Het profetische plan was (en is!) dat de Here Jezus dit zou doen met inschakeling van Israël. Jezus wilde in Israël het Koninkrijk der hemelen oprichten en via dit rijk alle andere rijken inlijven in het Koninkrijk van God. Dit weten wij, omdat Israël al vanaf het begin door God is uitverkoren tot het Koninklijk priesterschap (Exod. 19:6). Dit Koninkrijk moet laten zien hoe goed God is. Landen en volken zullen inzien dat Israël als Koninkrijk der hemelen de oorlog niet meer leert. Israël wordt het land waar lam en leeuw samen weiden, waar de Messias op de troon zal zitten in Jeruzalem.
Koning der Joden
Voorwaarde voor de vestiging van het Koninkrijk der hemelen is dat Israël Hem als Messias erkent en volgt. Vandaar dat Jezus predikte: "bekeert u, want het Koninkrijk der hemelen is nabij gekomen." (Matt. 4:17) Deze woorden waren exclusief gericht tot de Joden. Daarom ook stond duidelijk boven Zijn kruis: Koning der Joden (Matt. 27:37). Als natie nam Israël Hem (toen nog) niet aan. Dit betekende dat Zijn Koninkrijk niet kon niet worden opgericht. Maar, aan het einde van Matteüs gaf de Koning, voordat Hij vertrok naar Gods Rechterhand, op de Olijfberg Zijn universele machtswoord: "En Jezus trad naderbij en sprak tot hen, zeggende: Mij is gegeven alle macht in de hemel en op de aarde." (Matt. 28:18) Deze macht oefent Hij nog steeds niet zichtbaar uit, want de Here Jezus zal Zijn plan m.b.t. het Koninkrijk via Israël op aarde verwezenlijken. Hij wacht erop totdat zij zover zijn. Het wachten is op zoals David schreef in Psalm 110:1: "Aldus luidt het woord des HEREN tot Mijn Here: Zet u aan Mijn rechterhand, totdat Ik uw vijanden gelegd heb als een voetbank voor uw voeten." Als het zover is zal Jezus opstaan om het Koningschap te aanvaarden, Openbaring 11:15-17. Het zal gebeuren bij de zevende bazuin. Als die wordt gehoord zal Jezus als Koning in Zijn ambt treden.

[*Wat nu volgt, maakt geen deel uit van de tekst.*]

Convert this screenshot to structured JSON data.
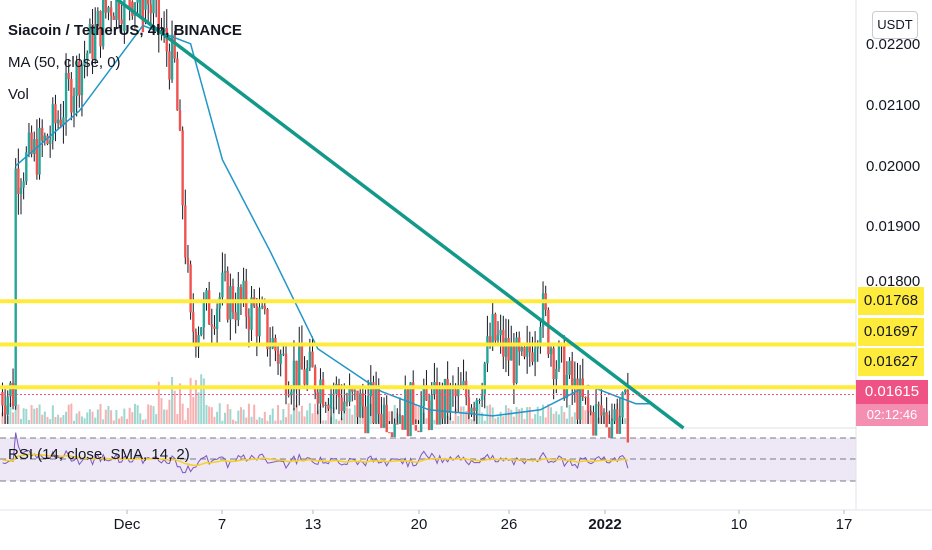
{
  "legend": {
    "title": "Siacoin / TetherUS, 4h, BINANCE",
    "ma": "MA (50, close, 0)",
    "vol": "Vol",
    "rsi": "RSI (14, close, SMA, 14, 2)"
  },
  "currency_button": "USDT",
  "price_axis": {
    "labels": [
      "0.02200",
      "0.02100",
      "0.02000",
      "0.01900",
      "0.01800"
    ]
  },
  "time_axis": {
    "labels": [
      "Dec",
      "7",
      "13",
      "20",
      "26",
      "2022",
      "10",
      "17"
    ]
  },
  "price_tags": {
    "level_1": "0.01768",
    "level_2": "0.01697",
    "level_3": "0.01627",
    "last_price": "0.01615",
    "countdown": "02:12:46"
  },
  "colors": {
    "up": "#26a69a",
    "down": "#ef5350",
    "ma": "#2196c8",
    "trendline": "#13998a",
    "level": "#ffeb3b",
    "rsi": "#7e57c2",
    "rsi_sma": "#f5d11c",
    "rsi_band": "#ede7f6",
    "last_price": "#ef5385"
  },
  "chart_data": {
    "type": "candlestick",
    "symbol": "SCUSDT",
    "timeframe": "4h",
    "exchange": "BINANCE",
    "horizontal_levels": [
      0.01768,
      0.01697,
      0.01627
    ],
    "last_price": 0.01615,
    "trendline": {
      "from": {
        "date": "Nov 29",
        "price": 0.0229
      },
      "to": {
        "date": "Jan 5",
        "price": 0.0156
      }
    },
    "series": [
      {
        "name": "Price (close)",
        "x": [
          "Nov 24",
          "Nov 26",
          "Nov 28",
          "Nov 30",
          "Dec 2",
          "Dec 4",
          "Dec 5",
          "Dec 7",
          "Dec 9",
          "Dec 11",
          "Dec 13",
          "Dec 15",
          "Dec 17",
          "Dec 20",
          "Dec 23",
          "Dec 24",
          "Dec 26",
          "Dec 27",
          "Dec 28",
          "Dec 30",
          "Jan 2",
          "Jan 3"
        ],
        "values": [
          0.0198,
          0.0203,
          0.0215,
          0.0226,
          0.0228,
          0.0215,
          0.0172,
          0.0178,
          0.0175,
          0.0166,
          0.0164,
          0.016,
          0.0159,
          0.0159,
          0.0162,
          0.0171,
          0.0165,
          0.0176,
          0.0167,
          0.0158,
          0.0158,
          0.0162
        ]
      },
      {
        "name": "MA (50, close, 0)",
        "x": [
          "Nov 24",
          "Nov 28",
          "Dec 2",
          "Dec 5",
          "Dec 7",
          "Dec 10",
          "Dec 13",
          "Dec 17",
          "Dec 20",
          "Dec 24",
          "Dec 27",
          "Dec 30",
          "Jan 2",
          "Jan 3"
        ],
        "values": [
          0.0199,
          0.0208,
          0.0222,
          0.0219,
          0.02,
          0.0185,
          0.0169,
          0.0162,
          0.0159,
          0.0158,
          0.0159,
          0.0163,
          0.016,
          0.016
        ]
      }
    ]
  }
}
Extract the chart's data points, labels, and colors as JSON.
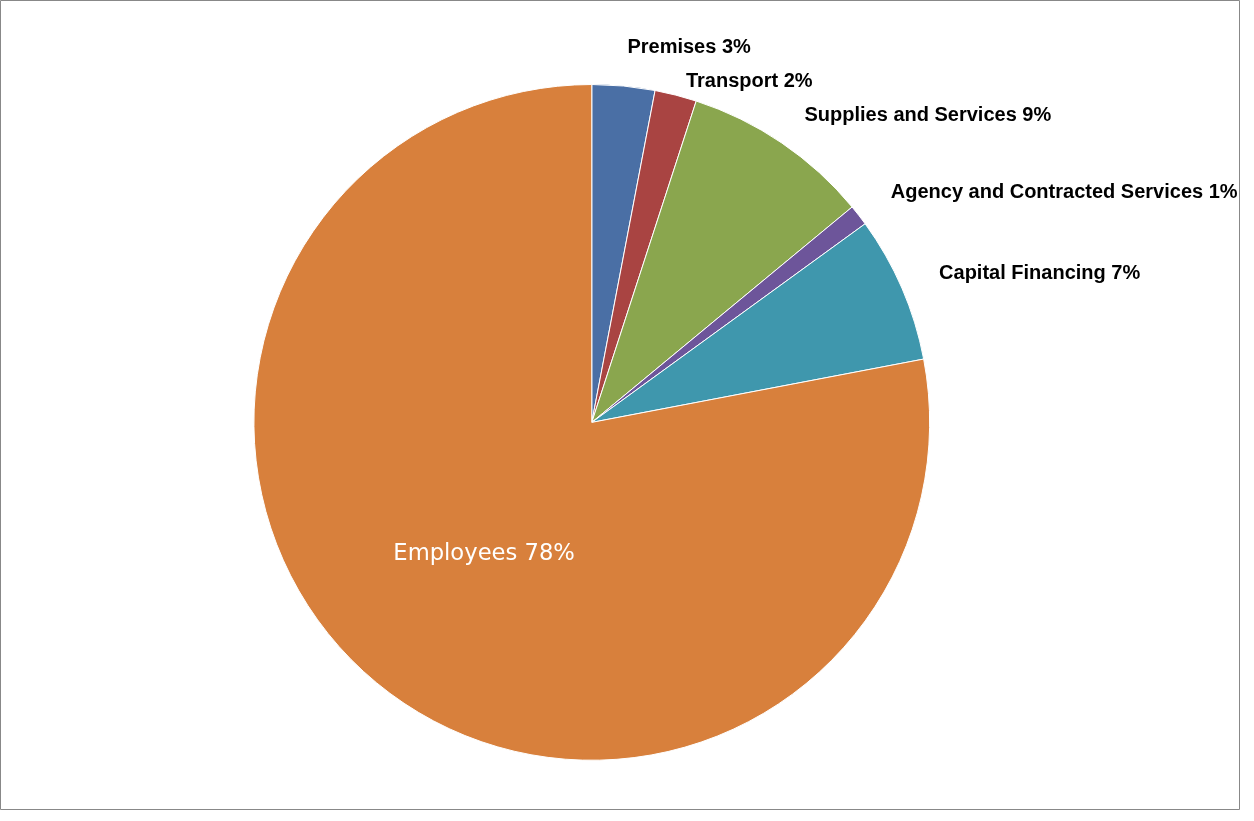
{
  "chart_data": {
    "type": "pie",
    "categories": [
      "Premises",
      "Transport",
      "Supplies and Services",
      "Agency and Contracted Services",
      "Capital Financing",
      "Employees"
    ],
    "values": [
      3,
      2,
      9,
      1,
      7,
      78
    ],
    "value_labels": [
      "3%",
      "2%",
      "9%",
      "1%",
      "7%",
      "78%"
    ],
    "colors": [
      "#4a6fa5",
      "#a94442",
      "#8aa64e",
      "#6d559a",
      "#3f97ad",
      "#d8803c"
    ]
  }
}
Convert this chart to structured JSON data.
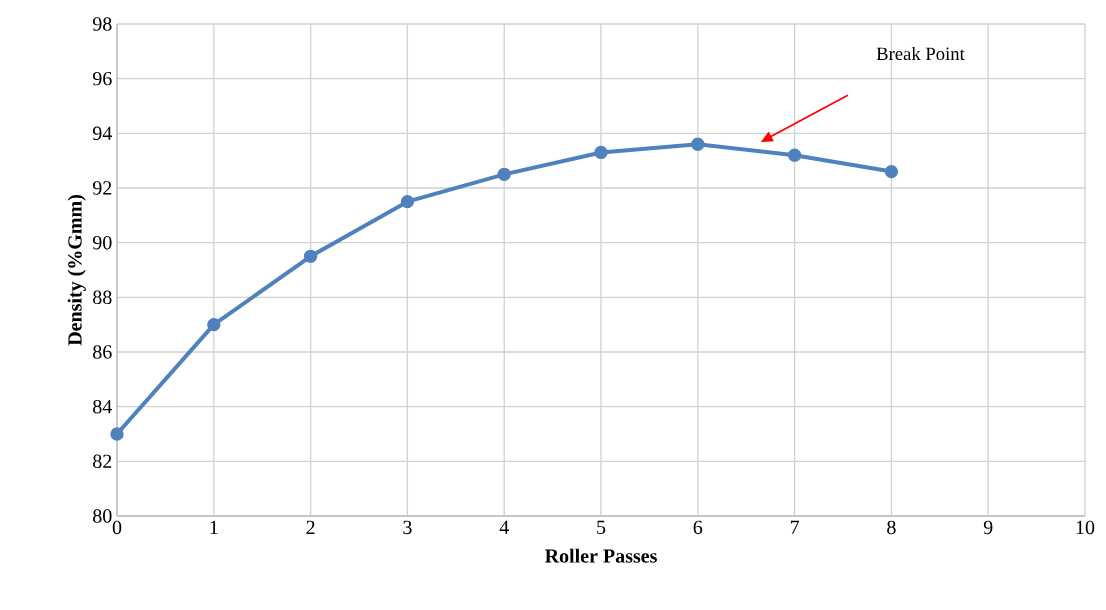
{
  "chart_data": {
    "type": "line",
    "xlabel": "Roller Passes",
    "ylabel": "Density (%Gmm)",
    "x": [
      0,
      1,
      2,
      3,
      4,
      5,
      6,
      7,
      8
    ],
    "values": [
      83.0,
      87.0,
      89.5,
      91.5,
      92.5,
      93.3,
      93.6,
      93.2,
      92.6
    ],
    "color": "#4f81bd",
    "marker": "circle",
    "line_style": "solid",
    "xlim": [
      0,
      10
    ],
    "xticks": [
      0,
      1,
      2,
      3,
      4,
      5,
      6,
      7,
      8,
      9,
      10
    ],
    "ylim": [
      80,
      98
    ],
    "yticks": [
      80,
      82,
      84,
      86,
      88,
      90,
      92,
      94,
      96,
      98
    ],
    "grid": true,
    "annotations": [
      "Break Point"
    ]
  }
}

Oordeel - Koninklijk priestervolk - Wie overwint
Oordeel
Als de zevende bazuin klinkt heeft de boosheid van God en van het Lam een hoogtepunt bereikt. De zonde is opnieuw tot het hoogste punt gekomen. Gods oordeel zal over de wereld gaan en krijgt direct vanuit de hemel zijn beslag. Satan, de "aanklager onzer broederen (Israël)” wordt op aarde geworpen (Openb. 12:10). De aarde heeft dan nog drieënhalfjaar te gaan. Er komt oorlog in de hemel (vers 7-10). Satan en zijn engelen en alles wat boos is verdwijnt uit de hemel. Het is over en uit! De hemel wordt gereinigd. Dit gebeurt als Jezus als het Lam op de troon zit en Zijn toorn gaat heersen (Openb. 6:16).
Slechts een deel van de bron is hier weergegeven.